Thursday, April 2, 2009

Oh, How Times Have Changed...

As many of you know, yesterday was April 1st. The infamous day of pranks and practical jokes known as April Fool's Day. Yesterday also happened to be the one year anniversary of my surgery to remove a potentially fatal brain tumor. As a form of habit we compartmentalize our days according to some habit forming method. The day starts when we wake up, the next phase being the arrival at work, the 10 o'clock pause to fill the coffee cup, lunch between 12:30-1:30, another pause around 3 o'clock and the punching out of work being the final. Yesterday, though, my day was separated according to a different set of references. 7:30 was not associated with my half-way point between work and home, but rather with my preoperative preparation at last year. 8:15 was not associated with my arrival at work, but rather the acceptance of my epidural. 7 o'clock was not quitting time, but rather the time I could remember being brought into the Neurology Observation Unit. It was certainly a different way to view my day, but I got through it.

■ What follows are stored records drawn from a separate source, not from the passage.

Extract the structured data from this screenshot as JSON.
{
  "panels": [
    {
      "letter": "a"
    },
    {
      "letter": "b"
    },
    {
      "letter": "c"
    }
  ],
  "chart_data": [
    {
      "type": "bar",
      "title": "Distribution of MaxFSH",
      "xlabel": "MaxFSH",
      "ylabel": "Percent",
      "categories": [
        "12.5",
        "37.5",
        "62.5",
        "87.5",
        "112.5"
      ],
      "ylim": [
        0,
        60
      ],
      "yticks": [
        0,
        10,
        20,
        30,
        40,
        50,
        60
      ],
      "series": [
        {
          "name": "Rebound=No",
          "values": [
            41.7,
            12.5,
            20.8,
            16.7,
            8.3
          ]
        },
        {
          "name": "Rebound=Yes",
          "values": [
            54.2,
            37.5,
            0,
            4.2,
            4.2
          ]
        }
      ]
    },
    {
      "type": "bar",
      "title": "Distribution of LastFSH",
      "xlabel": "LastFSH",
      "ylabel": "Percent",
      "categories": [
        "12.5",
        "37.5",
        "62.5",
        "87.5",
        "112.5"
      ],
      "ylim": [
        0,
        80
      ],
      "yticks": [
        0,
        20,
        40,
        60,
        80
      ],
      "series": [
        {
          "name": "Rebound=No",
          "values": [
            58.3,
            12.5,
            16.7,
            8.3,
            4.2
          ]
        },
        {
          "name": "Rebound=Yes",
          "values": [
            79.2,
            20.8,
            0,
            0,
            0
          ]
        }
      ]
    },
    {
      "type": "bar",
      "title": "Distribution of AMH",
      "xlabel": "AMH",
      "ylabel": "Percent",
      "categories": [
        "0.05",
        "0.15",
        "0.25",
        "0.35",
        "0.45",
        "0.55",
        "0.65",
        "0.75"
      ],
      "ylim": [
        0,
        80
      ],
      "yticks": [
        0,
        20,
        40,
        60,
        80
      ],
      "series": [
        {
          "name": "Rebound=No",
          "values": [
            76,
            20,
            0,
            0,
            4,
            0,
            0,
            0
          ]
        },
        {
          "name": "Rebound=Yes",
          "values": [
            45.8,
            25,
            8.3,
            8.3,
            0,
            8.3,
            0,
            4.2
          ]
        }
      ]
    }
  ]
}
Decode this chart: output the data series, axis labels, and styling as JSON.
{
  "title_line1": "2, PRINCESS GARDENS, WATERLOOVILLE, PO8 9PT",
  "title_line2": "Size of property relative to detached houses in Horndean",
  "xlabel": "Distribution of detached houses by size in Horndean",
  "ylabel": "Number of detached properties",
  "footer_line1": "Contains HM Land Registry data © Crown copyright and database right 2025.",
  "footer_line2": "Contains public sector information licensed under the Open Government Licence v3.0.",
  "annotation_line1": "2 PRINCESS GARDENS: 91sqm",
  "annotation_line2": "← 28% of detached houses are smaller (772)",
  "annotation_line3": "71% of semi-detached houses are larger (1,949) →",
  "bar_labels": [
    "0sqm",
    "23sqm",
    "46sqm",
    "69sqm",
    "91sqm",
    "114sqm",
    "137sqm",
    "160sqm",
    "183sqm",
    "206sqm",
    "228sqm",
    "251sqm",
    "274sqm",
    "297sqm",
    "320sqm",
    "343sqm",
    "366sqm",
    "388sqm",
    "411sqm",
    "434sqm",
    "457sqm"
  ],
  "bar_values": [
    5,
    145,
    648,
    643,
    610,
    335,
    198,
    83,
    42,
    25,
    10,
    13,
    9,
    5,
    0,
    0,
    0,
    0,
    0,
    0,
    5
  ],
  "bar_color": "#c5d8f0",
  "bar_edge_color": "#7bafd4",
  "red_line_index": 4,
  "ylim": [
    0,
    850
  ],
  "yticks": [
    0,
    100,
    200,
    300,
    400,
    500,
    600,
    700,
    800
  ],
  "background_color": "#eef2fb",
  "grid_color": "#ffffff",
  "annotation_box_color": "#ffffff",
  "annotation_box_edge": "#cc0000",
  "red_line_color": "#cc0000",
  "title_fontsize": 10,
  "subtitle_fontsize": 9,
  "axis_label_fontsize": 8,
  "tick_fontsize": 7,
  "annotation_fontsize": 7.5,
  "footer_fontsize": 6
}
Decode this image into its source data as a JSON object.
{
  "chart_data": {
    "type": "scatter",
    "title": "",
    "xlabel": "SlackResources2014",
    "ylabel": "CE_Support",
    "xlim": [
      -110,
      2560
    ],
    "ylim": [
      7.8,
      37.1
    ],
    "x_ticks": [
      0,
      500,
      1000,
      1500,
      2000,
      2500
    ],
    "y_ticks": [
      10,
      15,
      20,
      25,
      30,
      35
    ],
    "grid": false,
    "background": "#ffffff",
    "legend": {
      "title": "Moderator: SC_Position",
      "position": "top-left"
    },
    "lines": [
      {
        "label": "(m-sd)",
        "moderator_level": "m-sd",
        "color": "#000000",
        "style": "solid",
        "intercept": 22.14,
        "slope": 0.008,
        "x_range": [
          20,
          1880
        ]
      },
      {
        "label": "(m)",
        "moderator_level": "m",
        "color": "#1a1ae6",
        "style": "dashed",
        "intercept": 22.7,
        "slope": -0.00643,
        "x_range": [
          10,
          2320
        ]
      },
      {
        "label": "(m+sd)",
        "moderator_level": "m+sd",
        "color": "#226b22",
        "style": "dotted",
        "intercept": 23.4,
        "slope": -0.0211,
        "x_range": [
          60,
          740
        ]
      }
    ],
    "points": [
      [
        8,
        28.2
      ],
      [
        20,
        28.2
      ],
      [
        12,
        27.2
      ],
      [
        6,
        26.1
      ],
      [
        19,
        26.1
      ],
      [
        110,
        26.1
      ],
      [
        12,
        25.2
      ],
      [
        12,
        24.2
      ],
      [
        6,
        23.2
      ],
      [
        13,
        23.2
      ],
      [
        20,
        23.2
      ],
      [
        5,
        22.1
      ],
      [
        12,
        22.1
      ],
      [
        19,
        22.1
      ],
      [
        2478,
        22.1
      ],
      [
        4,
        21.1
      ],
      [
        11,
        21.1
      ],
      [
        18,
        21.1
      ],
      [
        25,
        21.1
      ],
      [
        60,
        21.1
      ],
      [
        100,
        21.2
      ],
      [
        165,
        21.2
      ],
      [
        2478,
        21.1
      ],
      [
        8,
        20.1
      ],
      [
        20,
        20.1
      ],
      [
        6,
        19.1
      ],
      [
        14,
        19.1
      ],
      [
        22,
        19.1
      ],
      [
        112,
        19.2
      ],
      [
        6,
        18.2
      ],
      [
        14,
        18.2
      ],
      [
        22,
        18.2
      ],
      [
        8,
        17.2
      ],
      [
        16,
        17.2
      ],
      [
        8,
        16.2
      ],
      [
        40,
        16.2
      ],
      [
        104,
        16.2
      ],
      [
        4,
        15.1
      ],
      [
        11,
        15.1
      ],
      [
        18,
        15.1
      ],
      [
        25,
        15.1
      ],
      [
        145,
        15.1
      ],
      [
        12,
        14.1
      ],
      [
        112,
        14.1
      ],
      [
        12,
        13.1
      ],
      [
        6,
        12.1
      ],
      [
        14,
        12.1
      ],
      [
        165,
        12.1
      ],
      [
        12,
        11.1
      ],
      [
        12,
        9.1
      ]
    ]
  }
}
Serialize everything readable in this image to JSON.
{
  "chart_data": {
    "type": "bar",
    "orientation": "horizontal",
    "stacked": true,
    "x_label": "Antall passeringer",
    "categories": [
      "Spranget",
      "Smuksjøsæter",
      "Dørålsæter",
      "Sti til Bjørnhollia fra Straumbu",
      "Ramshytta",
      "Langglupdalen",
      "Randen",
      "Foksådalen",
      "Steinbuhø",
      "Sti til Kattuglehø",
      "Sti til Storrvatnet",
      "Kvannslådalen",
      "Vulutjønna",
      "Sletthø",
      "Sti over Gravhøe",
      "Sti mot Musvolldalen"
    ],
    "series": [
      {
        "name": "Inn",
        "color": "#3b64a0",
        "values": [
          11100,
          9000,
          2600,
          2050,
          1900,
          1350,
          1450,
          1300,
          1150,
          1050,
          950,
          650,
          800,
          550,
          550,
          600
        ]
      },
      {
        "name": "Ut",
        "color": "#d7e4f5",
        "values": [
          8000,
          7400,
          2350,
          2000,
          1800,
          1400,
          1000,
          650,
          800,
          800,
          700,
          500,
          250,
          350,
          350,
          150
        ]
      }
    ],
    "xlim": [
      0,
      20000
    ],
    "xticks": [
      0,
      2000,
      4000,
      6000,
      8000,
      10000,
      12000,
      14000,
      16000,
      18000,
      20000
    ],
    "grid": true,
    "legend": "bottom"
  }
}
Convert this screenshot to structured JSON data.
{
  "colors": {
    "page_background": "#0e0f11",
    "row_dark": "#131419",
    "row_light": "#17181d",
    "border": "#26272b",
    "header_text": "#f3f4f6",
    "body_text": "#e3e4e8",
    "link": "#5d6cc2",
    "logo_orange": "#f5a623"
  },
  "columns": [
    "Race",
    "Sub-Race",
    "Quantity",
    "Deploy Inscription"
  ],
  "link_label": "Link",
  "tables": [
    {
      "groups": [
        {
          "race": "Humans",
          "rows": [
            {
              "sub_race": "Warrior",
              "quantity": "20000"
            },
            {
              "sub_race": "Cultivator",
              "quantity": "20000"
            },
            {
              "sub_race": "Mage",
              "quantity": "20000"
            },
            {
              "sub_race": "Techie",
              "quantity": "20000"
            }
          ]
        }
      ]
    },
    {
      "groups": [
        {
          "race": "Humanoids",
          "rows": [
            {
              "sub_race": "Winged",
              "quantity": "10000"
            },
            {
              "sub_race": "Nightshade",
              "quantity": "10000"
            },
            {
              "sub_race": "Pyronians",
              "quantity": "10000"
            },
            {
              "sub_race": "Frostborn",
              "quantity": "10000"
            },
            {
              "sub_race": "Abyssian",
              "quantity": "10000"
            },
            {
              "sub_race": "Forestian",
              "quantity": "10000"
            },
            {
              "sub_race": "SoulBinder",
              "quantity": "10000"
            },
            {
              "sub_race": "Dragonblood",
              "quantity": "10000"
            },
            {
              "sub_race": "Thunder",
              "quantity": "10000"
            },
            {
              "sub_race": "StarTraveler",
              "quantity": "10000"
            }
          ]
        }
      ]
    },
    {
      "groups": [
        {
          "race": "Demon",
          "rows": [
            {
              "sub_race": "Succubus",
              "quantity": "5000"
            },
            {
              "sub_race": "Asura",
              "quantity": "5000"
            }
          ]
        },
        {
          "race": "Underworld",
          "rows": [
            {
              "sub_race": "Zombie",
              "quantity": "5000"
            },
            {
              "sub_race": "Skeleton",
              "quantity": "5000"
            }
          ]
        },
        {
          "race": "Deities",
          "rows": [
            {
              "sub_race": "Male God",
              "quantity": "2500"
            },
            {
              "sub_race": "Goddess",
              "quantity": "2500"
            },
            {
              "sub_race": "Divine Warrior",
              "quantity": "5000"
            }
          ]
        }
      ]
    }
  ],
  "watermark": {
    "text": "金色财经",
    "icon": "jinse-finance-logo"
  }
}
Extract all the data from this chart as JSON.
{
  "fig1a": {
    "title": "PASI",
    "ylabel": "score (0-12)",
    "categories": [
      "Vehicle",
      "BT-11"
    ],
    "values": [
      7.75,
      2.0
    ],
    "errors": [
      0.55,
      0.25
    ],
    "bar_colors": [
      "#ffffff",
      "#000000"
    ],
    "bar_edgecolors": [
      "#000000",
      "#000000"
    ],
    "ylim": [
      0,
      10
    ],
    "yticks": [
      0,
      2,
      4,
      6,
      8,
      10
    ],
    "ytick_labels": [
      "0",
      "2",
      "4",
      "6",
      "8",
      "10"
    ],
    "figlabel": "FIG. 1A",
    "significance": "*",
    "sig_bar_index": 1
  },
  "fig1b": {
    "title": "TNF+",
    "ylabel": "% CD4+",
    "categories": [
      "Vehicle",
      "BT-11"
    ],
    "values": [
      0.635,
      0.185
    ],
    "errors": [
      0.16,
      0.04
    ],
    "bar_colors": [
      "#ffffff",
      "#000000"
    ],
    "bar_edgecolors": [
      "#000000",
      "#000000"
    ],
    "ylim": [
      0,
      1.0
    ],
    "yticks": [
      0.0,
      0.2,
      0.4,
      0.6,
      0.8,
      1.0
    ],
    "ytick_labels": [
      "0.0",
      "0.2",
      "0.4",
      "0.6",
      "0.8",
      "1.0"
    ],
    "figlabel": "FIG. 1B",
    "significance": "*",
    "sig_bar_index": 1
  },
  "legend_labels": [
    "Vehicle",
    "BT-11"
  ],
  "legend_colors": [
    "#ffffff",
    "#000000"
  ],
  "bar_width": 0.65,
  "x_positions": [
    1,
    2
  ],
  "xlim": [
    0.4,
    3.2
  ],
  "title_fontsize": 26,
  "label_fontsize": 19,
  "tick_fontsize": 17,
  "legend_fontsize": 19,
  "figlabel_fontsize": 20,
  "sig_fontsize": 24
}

It was very surreal though. I continued to recall blurbs from last year. The discussion with the anesthesiologist of preferring scotch to margaritas. His insistence that I would soon fall asleep, and my subsequent refusal to do so. His frustration and ultimate timidity in giving me doses that exceeded those he normally likes to distribute. My anxious dissipation into ultimate darkness. My cloudy immersion in the recovery unit and the shrouded realization of where I was and why I was there. Recognizing the nursing assistant in the corner who was the first person to know that I was awake who immediately called in the doctors and assistants. Hearing the question, "You are recovering right now. Do you know where you are." The shaking of my head indicating that I did not know. "Do you know why you would be in the hospital or why you would have had surgery?" The second shaking of my head in denial of understanding the situation. "Do you know who you are?" My occipital response of gazing off into the upper left corner of my eyes as if trying to recall my name and who I am. Observing the deeply concerned looks exchanged between attending surgeons and nurses who were immediately instructed to get the primary surgeon. I recalled the slowly cracking smile that stretched painfully across my face as I finally spoke saying, "Hey! April Fools." Watching as the surgeons and nurses angrily sauntered out of the room and hearing that initial nursing assistant hold back her laughter. 

I had told my brother Sam before the surgery that if I woke up after the operation and I could still make a joke that my family should know everything was okay. I remember the primary surgeon coming in to perform a quick mental test. If you recall, this is where I was asked to remember those three words: Cat. Apple. Table. I did. My reward: seeing the family members who had been sitting in the lobby of the hospital for endless hours. My mom came in holding back tears and my father came in with a happy smile on his face. I presumed above average news was relayed to them. I remember my brother coming in pretty even-keeled. My Aunt Lucine stayed at the entrance way and was hesitant to come into the room. My family could only stay for a few minutes and I asked them if things had gone well. They said the doctor gave them positive reinforcement that things had gone exceptionally well. They left.

I asked the nursing assistant to make sure that as soon as Katie got to the hospital to make sure that she was allowed to come right in to see me. She promised. And when Katie arrived she came right in along with my brother. Man, Katie looked horrified when she saw me. I don't know if I told her that before this. I told her that she looked horrified when they removed my bandages, but I don't think she knows how she looked when she first saw me post operation. To her credit, she tried to hide it. I was happy to see her. I was ready to be moved out of the recovery room immediately. Finally around seven-ish I was brought into the observation room. I spent the night acting as if nothing had happened and trying to avoid the 1,000 pound gorilla in the room. It was interesting to say the least.

Last night I was driving home around 7:00 p.m. I arrived at my fiancee's house after 8 o'clock. We watched shark-inspired episodes of Mythbusters. We fell asleep on the couch around 9:30. Then I went to bed.

A lot can change from one year to the next. That's the simultaneous beauty and disgust of life. But that's the way things go, so either deal with it or be destined to suffer because of it.